Contrary to what people with minimal exposure to Indian movies might think, most Bollywood actors don’t sing. Playback singers are well-known and successful in their own right.

Age, gender and class don’t dictate musical preference like they do in the United States. Old Hindi film songs are especially popular.

Also, obesity and diabetes are big problems.

Before going to India, my family joked I would lose weight from eating so many fresh vegetables.

In reality, the high salt and sugar diet many Indians eat combined with an increasingly sedentary lifestyle has lead to an obesity and diabetes epidemic.

Roughly 67 million people in India have diabetes, according to the Times of India.

In comparison, the American Diabetes Association reports 25.8 million Americans have the disease.

Third, “servants” are common and referred to as such.

Middle class and affluent families often keep one or more full-time servants to cook, clean and do the washing.

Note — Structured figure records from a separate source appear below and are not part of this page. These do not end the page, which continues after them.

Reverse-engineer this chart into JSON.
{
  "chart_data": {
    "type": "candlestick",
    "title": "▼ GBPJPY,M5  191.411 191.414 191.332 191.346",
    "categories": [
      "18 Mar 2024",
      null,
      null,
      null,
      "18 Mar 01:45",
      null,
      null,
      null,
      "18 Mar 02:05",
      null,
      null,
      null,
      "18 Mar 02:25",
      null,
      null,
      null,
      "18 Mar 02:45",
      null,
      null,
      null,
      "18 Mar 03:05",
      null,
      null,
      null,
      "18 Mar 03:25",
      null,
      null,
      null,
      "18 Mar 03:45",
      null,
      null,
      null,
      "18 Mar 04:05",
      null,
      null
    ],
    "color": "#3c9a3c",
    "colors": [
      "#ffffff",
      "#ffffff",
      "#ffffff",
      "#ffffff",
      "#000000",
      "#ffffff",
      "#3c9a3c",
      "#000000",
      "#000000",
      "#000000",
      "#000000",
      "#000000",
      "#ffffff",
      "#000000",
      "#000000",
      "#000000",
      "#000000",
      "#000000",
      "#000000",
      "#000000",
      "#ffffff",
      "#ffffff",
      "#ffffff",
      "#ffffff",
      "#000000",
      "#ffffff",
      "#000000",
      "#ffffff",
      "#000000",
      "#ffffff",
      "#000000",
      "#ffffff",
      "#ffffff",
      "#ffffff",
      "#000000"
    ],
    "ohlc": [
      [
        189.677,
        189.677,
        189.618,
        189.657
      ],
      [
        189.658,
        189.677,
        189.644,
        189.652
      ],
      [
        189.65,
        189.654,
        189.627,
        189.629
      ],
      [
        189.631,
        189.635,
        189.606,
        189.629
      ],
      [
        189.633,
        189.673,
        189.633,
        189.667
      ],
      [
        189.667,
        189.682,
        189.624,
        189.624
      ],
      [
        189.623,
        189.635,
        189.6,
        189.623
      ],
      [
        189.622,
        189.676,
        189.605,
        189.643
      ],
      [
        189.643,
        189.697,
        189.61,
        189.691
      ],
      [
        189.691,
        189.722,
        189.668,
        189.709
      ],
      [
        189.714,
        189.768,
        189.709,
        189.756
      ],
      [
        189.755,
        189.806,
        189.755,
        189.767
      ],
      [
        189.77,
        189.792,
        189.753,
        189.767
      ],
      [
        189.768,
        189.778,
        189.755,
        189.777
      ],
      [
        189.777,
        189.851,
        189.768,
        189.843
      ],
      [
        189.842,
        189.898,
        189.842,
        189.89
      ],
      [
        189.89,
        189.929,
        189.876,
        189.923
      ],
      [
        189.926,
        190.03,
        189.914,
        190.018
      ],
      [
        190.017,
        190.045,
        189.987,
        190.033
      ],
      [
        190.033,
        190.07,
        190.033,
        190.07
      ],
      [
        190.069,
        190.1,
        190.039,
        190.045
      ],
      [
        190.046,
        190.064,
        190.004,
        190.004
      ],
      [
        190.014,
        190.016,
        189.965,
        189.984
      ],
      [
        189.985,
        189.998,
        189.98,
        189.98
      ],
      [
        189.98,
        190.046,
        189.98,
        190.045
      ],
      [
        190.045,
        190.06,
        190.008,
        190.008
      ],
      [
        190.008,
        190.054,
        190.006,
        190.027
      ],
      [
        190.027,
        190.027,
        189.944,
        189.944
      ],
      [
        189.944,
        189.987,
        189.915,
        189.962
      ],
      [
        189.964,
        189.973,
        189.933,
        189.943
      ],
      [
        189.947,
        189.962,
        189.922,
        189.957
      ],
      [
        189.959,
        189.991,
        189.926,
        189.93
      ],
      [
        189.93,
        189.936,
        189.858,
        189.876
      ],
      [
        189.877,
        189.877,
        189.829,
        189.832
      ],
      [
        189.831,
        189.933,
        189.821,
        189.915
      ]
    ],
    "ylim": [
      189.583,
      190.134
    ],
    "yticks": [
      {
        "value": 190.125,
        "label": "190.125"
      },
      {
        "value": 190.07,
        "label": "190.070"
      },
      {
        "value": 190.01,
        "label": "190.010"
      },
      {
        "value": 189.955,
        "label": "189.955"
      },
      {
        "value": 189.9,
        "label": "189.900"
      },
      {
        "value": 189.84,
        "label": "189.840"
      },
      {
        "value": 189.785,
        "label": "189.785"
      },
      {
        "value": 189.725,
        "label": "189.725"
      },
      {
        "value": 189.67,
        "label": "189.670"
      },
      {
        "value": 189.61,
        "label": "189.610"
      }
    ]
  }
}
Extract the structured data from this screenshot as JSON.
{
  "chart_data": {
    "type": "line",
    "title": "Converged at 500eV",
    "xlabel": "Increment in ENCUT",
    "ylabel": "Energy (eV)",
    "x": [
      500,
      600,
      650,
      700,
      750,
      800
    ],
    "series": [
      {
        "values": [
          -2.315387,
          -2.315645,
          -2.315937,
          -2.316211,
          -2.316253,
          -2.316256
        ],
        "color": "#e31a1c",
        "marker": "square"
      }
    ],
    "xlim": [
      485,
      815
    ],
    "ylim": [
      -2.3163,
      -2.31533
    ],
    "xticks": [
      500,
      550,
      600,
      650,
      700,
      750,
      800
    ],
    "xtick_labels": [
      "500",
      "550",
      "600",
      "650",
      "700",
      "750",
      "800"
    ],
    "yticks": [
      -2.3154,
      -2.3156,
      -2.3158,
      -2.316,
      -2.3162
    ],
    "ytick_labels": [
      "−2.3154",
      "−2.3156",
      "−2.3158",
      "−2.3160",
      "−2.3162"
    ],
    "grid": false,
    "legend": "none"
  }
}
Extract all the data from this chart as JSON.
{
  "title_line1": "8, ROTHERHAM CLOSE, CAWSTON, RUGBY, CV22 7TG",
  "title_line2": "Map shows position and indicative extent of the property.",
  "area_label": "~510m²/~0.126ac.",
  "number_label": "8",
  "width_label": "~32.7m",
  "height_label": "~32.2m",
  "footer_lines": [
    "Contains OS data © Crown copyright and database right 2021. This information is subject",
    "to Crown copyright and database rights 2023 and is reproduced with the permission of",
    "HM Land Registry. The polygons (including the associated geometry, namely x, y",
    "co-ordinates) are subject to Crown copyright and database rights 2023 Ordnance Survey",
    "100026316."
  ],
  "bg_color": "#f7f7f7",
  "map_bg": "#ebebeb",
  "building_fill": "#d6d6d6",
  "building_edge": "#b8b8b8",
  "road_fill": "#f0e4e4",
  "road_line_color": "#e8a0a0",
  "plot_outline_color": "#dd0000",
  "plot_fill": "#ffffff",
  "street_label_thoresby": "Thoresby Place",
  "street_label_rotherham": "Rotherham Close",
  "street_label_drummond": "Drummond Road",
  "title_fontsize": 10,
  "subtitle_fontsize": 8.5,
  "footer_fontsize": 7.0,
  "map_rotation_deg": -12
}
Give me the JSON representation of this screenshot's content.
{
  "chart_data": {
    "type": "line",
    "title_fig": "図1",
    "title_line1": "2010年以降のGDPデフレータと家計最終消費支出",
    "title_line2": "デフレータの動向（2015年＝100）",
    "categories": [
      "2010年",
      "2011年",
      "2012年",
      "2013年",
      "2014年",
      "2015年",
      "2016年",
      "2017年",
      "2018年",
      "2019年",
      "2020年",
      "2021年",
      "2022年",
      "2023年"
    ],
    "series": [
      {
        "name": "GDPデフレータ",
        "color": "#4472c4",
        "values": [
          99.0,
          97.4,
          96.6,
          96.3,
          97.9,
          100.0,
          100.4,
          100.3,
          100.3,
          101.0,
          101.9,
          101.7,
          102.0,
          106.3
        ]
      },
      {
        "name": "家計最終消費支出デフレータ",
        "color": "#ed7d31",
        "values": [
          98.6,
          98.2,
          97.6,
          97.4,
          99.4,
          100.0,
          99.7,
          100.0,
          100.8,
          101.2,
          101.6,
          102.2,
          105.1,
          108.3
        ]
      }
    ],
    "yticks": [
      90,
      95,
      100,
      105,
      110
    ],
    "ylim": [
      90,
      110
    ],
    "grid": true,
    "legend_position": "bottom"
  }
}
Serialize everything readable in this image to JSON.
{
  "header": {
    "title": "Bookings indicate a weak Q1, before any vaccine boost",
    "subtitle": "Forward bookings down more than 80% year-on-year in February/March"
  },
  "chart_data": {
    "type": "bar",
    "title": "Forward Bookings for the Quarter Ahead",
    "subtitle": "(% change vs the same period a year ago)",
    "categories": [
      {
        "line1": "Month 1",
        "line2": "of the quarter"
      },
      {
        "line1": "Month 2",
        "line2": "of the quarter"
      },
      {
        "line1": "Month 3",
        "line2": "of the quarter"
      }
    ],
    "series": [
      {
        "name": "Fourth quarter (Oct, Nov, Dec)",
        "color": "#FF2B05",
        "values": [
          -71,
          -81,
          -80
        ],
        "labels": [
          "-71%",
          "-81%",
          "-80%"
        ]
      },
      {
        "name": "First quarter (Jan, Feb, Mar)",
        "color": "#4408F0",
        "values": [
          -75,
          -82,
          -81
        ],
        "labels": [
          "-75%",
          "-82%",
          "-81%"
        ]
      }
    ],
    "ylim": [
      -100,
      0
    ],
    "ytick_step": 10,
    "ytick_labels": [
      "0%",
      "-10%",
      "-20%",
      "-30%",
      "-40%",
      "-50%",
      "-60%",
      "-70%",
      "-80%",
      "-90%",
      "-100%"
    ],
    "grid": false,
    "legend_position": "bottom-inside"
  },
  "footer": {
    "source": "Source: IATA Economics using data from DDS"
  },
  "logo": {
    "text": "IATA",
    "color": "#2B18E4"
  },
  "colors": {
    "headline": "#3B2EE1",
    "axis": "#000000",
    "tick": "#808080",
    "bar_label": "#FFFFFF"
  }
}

While they are usually treated well, servants typically sleep on the floor and do not use the same bathrooms as the families they work for.

People can tell if someone is a servant or a low-wage worker based on their appearance.

During my first week in India, I ate lunch at a fairly nice restaurant where the busboys didn’t wear shoes.
 
Lastly, poverty isn’t isolated.

Families live underneath blue tarps alongside mansions worth several crore, or 10 million rupees. Manual laborers sleep on the grassy medians of busy streets in Hyderabad. Women, children and handicapped people begging for money are commonplace.

Sure, homeless people are a fairly common sight on the streets of Bloomington and in cities across America. But the frequency and severity of poverty I saw in India felt very different.